Les missionnaires du roi ou de l’Église devaient étendre et conforter le pouvoir de leur royaume, temporel et spirituel, en gagnant des territoires, des marchés, des âmes, afin d’en priver les autres puissances européennes dont l’expansion serait ainsi contenue lors de ce partage du Nouveau Monde. Ces envoyés ne pouvaient être que des individus, hommes ou femmes, d’une trempe hors du commun pour affronter les conditions de voyage de l’époque et l’installation dans des terres inhospitalières. Ce sont les femmes, Amazones d’un monde nouveau, qui auront ici le plus retenu notre attention en raison des prouesses qu’elles accomplirent dès les premiers temps de l’implantation européenne. 

La mission la plus connue des Français au Canada—la traite des fourrures dont la France et l’Europe avaient besoin pour se protéger du froid en restant à la mode—relevait quotidiennement de l’exploit extrême en tout point, physique, diplomatique, militaire. Cet aspect-là de la colonisation a toutefois été déjà étudié. En revanche, le deuxième volet des missions, la christianisation des Indiens, n’a pas encore été totalement exploré ; c’est un domaine d’étude en pleine expansion auquel plusieurs chapitres de cet ouvrage apportent leur pierre.

 

Missions chrétiennes en terres indiennes

 

Dès lors que nous abordions les missions en terres indiennes, il était impossible de nous restreindre à la seule Nouvelle-France puisque l’esprit missionnaire, à l’image des tribus, ne connaissait pas les frontières qui couperaient plus tard le continent en trois. Nos investigations nous amèneront donc aussi dans la colonie de New York au XVIIIe siècle, dans les Plaines du Canada et la zone subarctique au XIXe siècle, ainsi que dans les territoires enlevés au Mexique en 1848. 
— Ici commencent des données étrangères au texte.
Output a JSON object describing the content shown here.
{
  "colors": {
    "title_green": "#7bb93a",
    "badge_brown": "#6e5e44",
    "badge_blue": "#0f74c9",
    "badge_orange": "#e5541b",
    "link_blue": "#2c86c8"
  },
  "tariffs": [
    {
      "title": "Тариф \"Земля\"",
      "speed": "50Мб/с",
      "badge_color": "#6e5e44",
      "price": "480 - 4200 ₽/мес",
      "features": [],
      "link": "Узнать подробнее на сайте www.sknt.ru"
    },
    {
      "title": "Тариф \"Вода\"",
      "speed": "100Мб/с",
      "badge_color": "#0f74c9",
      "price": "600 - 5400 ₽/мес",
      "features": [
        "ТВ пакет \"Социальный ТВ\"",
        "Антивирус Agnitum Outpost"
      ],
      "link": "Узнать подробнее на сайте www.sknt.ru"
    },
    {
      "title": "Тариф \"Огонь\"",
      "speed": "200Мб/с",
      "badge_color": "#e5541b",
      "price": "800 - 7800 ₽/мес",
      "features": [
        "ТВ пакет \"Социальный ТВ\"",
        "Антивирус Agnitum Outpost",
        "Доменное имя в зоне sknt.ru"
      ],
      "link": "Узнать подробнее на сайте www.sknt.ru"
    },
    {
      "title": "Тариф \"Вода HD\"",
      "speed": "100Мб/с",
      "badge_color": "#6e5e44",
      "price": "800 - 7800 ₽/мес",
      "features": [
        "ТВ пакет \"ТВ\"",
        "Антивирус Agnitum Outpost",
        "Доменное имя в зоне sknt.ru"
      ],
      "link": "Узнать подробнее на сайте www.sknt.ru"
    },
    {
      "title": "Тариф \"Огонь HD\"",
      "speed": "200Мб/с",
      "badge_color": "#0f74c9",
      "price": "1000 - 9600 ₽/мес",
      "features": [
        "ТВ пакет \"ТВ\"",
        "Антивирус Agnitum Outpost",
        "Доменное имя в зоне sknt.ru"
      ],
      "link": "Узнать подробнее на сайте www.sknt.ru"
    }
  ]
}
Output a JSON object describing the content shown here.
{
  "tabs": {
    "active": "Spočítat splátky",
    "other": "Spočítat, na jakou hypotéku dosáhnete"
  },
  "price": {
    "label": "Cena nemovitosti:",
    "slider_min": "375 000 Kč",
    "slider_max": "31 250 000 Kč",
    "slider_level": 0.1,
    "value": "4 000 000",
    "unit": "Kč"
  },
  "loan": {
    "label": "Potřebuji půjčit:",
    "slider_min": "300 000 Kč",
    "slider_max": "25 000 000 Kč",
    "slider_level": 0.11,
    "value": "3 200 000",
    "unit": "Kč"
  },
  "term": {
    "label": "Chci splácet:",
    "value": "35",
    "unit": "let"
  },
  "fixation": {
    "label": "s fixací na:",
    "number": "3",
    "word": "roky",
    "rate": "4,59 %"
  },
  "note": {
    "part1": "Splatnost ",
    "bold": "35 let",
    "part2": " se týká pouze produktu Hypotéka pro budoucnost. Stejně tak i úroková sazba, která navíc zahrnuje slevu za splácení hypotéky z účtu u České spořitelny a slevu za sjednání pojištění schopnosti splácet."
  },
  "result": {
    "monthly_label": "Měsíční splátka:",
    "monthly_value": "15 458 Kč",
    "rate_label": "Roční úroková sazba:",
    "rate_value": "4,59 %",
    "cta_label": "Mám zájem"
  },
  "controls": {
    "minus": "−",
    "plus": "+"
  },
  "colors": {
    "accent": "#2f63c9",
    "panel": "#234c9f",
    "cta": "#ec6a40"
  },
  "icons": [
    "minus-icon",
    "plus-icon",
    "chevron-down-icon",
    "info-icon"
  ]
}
Étudier les missions en Amérique du Nord nous permet de mieux comprendre les mythes religieux qui ont entouré la naissance et la formation du Canada et des États-Unis, ainsi que les parallèles et les divergences entre les deux pays. En effet, si l’on sait que l’idéal des Pères Pèlerins du Mayflower, qui fondèrent les colonies puritaines de Nouvelle-Angleterre dès 1620, consistait à réaliser sur le nouveau continent la Cité de Dieu que le Vieux Monde n’avait pas su construire—conviction qui, comme nous le verrons dans cet ouvrage, animera aussi les mormons au XIXe siècle—, on sait moins que ce fut en réalité le dessein de quasiment toutes les missions religieuses outre-Atlantique, et en particulier de celles qui allaient faire de la Nouvelle-France une terre catholique. 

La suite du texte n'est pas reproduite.